Laurent Fries (c.1490 – c.1531) was a physician, astrologer and geographer born in Alsace (nowadays France). After studying medicine and spending time at several European universities, he settled in Strasbourg in 1519, where he met publisher and printer Johann Grüninger. With Grüninger, he worked on a new edition of Claudius Ptolemeus’ “Geographia“, which was published in 1522 and 1525 and included woodcut maps reduced from an earlier work “Geographie Opus Novissima” by Martin Waldseemüller. Fries eventually had to move out of Strasbourg which marked the end of his cartographic career. He would continue to write on medicine, astrology and religion until his death in c.1531. The subsequent 1535 (and 1541) editions of Fries’ “Geographia” were published posthumously.

Johann Grüninger (c.1455 – c.1532) was a Swabish printer and publisher based in Strasbourg and was known to be one of the most prolific printers of the time. He was associated with the Saint Dié group of scholars formed by, amongst others, cartographer Martin Waldseemüller.
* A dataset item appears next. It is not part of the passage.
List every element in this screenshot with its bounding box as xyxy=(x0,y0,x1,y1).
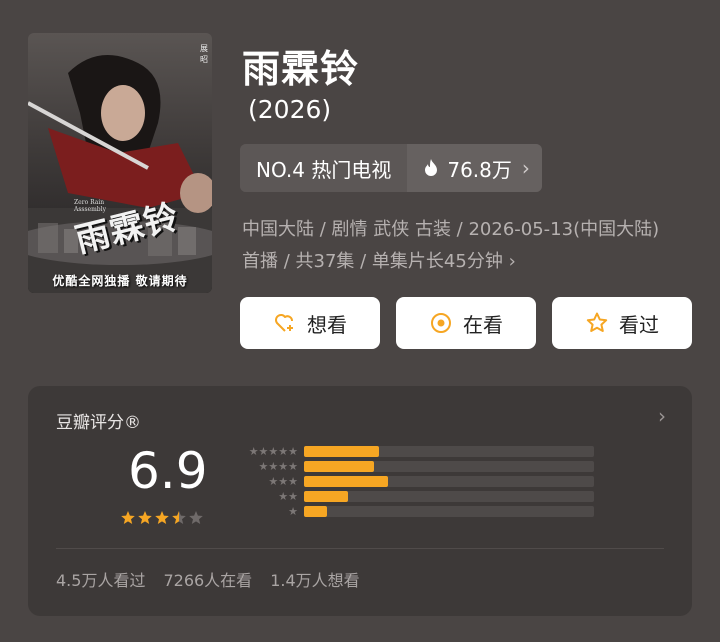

After Grüninger’s death in 1531 or 1532, his son Christoph sold his woodcuts to Melchior and Gaspar Trechsel from Lyon who published the later editions of the “Geographia“.

Claudius Ptolemy (100-170 CE) was a Roman geographer and mathematician living in Alexandria, who compiled his knowledge and theories about the world’s geography into one seminal work. Although his maps did not survive, his mathematical projections and location coordinates did. During the Renaissance “Geographia” was rediscovered by monks and the maps were recreated based upon Ptolemy’s detailed instructions. The first printed edition of “Geographia” with maps was published in Bologna in 1477.